L'étude non invasive de la fonction diastolique du ventricule gauche est classiquement établie par l'analyse échodoppler du flux transmitral. Le flux enregistré est biphasique, composé d'une onde E protodiastolique (remplissage précoce) et d'une onde A télédiastolique sous la dépendance de la contraction auriculaire. Un flux inversé (aspect eA) traduit un trouble de la relaxation du ventricule gauche chez le sujet à volémie normale et constante. Cependant le rapport E/A dépend de nombreuses variables telles que l'âge, la fréquence cardiaque et les conditions de précharge du ventricule gauche.

Lorsque la précharge ventriculaire gauche diminue, à l'occasion d'une hypovolémie par exemple, le gradient de pression transmitral diminue (baisse de vélocité de E, aspect eA). Cet aspect, facilement obtenu chez le dialysé par une ultrafiltration "aggressive", simule donc de façon erronée des anomalies de remplissage diastolique [29, 30, 35].

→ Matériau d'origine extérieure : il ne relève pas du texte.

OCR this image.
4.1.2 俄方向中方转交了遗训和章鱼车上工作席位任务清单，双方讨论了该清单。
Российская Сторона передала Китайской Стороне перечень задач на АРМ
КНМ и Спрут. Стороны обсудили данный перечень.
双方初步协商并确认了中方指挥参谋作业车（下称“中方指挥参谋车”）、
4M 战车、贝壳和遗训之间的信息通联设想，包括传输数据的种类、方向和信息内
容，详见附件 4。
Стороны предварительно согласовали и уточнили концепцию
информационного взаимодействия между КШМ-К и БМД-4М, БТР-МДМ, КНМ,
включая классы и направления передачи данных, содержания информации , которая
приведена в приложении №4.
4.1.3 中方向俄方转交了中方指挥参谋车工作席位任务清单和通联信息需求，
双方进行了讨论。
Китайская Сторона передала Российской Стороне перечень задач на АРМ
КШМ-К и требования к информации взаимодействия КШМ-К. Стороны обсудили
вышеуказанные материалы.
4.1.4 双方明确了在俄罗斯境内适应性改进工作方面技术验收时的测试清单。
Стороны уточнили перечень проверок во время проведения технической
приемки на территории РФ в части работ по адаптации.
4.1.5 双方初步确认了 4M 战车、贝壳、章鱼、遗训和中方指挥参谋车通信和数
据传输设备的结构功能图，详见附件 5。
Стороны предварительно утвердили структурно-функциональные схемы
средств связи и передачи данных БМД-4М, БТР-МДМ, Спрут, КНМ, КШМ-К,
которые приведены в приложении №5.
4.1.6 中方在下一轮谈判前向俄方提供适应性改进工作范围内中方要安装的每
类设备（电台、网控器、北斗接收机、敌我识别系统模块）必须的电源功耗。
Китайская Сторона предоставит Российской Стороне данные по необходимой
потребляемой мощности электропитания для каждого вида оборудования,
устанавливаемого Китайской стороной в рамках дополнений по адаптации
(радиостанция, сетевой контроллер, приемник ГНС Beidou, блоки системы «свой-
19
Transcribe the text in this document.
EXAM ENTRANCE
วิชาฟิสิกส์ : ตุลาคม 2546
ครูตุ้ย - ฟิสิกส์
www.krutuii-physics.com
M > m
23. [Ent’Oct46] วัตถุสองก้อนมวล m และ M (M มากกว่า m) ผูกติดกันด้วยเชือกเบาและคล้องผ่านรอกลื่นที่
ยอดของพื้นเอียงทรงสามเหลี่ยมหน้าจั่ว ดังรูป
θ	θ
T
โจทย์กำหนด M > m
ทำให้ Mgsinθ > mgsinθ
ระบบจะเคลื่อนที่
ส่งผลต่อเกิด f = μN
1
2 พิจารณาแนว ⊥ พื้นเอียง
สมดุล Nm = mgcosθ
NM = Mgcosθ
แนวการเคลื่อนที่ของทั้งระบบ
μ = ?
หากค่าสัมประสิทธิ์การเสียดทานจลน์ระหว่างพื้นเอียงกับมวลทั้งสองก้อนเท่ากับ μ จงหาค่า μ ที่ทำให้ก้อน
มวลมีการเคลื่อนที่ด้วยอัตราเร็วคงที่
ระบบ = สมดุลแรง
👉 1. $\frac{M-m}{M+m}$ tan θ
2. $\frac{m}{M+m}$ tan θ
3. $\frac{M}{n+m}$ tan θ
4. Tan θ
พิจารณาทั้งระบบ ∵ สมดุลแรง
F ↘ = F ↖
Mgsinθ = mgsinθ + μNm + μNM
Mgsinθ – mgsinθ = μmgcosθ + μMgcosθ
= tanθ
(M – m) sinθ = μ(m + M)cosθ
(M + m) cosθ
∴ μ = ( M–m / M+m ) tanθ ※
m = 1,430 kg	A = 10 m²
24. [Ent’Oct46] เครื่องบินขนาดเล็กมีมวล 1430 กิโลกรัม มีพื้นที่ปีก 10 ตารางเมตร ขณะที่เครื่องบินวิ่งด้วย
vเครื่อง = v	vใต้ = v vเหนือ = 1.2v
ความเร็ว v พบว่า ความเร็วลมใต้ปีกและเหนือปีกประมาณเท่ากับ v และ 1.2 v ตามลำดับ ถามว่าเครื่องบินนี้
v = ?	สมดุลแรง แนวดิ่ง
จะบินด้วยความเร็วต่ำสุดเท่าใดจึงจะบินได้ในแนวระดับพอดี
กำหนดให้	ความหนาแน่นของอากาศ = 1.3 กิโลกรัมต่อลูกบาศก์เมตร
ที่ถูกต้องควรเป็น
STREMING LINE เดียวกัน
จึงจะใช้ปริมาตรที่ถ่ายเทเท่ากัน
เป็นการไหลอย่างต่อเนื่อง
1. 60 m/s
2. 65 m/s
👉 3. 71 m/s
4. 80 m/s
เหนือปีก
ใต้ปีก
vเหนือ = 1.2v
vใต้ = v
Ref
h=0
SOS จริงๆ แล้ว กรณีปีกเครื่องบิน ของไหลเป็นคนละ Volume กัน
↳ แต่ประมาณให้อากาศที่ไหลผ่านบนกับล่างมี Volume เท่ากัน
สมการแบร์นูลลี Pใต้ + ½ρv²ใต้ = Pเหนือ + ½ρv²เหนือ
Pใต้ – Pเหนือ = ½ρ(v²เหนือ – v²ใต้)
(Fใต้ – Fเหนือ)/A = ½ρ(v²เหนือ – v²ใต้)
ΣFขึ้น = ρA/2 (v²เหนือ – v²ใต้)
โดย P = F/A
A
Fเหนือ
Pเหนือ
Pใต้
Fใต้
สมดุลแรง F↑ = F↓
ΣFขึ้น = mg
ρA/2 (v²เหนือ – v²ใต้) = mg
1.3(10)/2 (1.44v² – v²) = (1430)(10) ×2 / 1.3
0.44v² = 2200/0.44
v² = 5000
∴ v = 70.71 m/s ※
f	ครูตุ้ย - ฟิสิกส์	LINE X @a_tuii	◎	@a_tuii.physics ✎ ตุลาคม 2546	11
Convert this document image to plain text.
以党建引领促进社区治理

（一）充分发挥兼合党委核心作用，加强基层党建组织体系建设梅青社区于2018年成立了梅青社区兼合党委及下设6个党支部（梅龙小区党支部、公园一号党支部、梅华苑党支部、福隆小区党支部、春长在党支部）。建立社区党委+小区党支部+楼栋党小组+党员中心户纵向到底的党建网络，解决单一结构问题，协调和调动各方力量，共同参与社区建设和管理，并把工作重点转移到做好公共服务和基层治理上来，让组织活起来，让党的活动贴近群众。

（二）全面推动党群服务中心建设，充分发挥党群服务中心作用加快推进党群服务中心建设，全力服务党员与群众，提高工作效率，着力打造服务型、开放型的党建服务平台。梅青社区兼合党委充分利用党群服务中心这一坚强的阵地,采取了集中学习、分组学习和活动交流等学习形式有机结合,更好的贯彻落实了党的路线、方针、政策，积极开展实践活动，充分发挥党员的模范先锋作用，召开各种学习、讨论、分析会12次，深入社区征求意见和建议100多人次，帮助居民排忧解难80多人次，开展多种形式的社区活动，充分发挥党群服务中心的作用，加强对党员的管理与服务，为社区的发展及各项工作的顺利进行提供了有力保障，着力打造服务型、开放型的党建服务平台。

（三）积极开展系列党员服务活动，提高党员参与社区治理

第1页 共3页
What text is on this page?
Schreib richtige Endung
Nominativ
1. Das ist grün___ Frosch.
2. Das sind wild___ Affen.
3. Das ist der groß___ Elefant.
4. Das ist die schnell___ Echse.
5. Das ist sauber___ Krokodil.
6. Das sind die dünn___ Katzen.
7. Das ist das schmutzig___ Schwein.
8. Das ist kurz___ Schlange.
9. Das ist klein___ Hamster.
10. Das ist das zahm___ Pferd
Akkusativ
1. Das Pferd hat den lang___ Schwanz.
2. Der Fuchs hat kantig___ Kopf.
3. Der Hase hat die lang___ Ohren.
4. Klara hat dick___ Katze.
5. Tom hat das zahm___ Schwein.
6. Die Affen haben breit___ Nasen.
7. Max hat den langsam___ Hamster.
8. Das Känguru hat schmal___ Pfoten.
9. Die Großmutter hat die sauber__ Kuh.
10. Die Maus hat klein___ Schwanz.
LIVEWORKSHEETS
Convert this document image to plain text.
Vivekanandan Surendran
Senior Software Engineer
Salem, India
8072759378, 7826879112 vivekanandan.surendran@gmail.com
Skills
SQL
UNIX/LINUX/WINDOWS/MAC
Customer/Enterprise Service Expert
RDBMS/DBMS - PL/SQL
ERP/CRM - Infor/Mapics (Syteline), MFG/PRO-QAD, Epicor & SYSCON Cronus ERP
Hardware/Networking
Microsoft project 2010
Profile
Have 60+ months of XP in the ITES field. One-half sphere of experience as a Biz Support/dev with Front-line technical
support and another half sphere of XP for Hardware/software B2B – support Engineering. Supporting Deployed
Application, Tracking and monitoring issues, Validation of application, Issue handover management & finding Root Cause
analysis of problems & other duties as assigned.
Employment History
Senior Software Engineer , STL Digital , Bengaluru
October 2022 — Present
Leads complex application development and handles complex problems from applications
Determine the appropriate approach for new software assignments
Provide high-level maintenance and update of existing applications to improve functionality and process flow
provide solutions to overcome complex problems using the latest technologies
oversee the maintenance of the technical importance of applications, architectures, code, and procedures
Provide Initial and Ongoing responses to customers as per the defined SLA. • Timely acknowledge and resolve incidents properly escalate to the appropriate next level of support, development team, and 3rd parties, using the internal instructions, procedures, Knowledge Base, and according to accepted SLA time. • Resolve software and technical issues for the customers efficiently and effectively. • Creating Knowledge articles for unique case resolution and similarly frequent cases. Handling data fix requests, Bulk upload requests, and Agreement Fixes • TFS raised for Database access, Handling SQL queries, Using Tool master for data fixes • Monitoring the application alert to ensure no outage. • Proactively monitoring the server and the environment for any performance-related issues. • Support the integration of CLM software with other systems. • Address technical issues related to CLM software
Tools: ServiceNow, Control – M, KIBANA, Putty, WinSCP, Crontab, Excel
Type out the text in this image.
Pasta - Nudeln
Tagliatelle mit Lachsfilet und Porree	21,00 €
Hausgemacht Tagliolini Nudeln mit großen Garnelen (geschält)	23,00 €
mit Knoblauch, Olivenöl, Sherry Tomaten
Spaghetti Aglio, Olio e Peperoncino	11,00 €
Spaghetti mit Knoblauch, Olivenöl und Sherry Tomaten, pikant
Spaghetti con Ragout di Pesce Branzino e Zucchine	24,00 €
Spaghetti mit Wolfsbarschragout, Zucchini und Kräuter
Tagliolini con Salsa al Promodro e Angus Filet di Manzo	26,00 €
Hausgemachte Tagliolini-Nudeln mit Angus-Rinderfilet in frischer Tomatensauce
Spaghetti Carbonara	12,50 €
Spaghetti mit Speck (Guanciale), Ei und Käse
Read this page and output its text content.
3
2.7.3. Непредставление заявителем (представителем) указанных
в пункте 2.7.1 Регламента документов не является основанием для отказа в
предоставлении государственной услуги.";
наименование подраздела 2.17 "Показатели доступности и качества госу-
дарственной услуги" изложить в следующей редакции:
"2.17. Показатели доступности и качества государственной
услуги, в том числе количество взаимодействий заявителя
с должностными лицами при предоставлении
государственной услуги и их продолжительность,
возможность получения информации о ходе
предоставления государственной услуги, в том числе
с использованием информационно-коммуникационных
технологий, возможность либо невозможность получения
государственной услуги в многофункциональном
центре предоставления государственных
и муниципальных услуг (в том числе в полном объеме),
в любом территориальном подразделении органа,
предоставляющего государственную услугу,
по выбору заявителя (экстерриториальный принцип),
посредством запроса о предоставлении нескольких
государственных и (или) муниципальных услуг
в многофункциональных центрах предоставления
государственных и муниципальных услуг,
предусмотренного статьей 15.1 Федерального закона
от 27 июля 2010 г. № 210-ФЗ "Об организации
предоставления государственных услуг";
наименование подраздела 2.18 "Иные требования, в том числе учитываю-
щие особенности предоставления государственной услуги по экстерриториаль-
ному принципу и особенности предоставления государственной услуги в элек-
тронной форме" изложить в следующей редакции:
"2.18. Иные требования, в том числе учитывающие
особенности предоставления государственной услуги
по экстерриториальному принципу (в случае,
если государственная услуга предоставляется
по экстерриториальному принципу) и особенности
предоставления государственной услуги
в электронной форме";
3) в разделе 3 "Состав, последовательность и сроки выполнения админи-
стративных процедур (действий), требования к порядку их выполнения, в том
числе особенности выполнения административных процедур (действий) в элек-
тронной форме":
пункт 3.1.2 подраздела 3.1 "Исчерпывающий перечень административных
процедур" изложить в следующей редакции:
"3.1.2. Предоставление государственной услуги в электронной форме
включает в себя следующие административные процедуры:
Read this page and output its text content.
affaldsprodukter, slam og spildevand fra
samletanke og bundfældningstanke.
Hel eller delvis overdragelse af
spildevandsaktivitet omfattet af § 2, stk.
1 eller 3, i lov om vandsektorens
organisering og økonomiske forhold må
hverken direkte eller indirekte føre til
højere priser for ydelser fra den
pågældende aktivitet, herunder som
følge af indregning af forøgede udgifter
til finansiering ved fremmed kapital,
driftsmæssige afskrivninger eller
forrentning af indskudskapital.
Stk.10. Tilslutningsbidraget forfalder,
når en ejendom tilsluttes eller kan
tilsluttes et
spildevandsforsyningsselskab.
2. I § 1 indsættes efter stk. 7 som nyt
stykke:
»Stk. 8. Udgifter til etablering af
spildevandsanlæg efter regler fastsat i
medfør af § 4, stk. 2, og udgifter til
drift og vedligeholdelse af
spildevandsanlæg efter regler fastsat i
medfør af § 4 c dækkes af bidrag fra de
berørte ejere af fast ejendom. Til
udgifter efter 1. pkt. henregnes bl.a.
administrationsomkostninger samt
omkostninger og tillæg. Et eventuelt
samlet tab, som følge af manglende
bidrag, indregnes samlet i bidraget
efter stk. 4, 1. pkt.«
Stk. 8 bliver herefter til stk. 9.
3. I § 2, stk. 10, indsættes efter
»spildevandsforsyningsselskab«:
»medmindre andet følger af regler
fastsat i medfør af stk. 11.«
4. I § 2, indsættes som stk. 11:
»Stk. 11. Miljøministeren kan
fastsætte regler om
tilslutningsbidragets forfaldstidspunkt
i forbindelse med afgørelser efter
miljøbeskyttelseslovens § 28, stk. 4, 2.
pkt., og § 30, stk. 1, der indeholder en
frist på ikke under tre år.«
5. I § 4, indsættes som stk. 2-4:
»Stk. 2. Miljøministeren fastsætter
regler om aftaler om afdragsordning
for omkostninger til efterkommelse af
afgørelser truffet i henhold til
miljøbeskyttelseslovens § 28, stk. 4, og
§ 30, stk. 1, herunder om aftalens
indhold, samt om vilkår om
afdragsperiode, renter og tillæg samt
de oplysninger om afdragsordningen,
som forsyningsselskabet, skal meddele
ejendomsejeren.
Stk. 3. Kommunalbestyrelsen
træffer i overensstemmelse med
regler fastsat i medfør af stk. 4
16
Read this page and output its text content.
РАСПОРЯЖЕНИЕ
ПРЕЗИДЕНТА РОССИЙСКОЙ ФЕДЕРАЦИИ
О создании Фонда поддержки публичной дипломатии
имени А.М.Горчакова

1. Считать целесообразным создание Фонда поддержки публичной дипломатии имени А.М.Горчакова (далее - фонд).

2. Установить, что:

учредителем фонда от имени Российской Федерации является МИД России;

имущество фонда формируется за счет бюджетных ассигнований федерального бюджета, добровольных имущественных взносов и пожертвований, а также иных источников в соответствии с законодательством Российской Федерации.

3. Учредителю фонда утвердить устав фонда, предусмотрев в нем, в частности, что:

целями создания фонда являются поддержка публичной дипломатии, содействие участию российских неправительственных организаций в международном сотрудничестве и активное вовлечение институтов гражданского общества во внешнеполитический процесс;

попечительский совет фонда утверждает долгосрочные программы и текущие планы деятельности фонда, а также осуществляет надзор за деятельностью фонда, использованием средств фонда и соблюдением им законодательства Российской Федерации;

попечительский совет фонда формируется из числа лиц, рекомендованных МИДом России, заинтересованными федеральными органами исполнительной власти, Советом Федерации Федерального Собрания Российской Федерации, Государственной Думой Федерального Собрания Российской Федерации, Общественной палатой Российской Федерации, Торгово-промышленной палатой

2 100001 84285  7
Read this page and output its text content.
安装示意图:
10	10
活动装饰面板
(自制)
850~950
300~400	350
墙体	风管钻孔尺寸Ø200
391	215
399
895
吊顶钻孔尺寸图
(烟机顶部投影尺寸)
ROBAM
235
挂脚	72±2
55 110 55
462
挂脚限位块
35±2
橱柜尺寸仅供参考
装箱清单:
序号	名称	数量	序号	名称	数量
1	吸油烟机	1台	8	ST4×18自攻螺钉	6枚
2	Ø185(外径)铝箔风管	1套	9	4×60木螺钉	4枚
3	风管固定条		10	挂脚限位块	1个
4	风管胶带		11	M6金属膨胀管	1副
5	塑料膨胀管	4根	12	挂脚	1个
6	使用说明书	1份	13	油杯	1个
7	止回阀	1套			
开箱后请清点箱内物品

Facteurs déterminant l'atteinte cardiaque

Anémie

L'influence de l'anémie sur la géométrie du ventricule gauche est mise en évidence dans plusieurs travaux. London et al. [9] retrouvent ainsi une relation inverse entre la concentration d'hémoglobine d'une part, la dilatation (volume télédiastolique) et la masse ventriculaire gauche d'autre part.

La correction (partielle) de l'anémie par érythropoiétine (EPO) normalise le débit cardiaque et tend à corriger la dilatation et la masse ventriculaire gauche. Sur les 15 études publiées, la masse ventriculaire gauche régresse en moyenne de 18 % (extrêmes 4-34 %) sans jamais se normaliser totalement. Ce succès partiel peut être lié soit au caractère multifactoriel de l'HVG (persistance de la fistule artério-veineuse, de l'hyperhydratation), à une correction insuffisante de l'anémie (taux optimal ?) ou à des mécanismes "compensateurs" notamment l'aggravation de l'HTA comme le suggère l'augmentation paradoxale de l'épaisseur de la paroi postérieure sous EPO [10]. Ces observations illustrent la nécessité d'un contrôle tensionnel rigoureux lors de la correction de l'anémie par EPO, sous peine de perdre certains des bénéfices attendus sur la géométrie du ventricule gauche.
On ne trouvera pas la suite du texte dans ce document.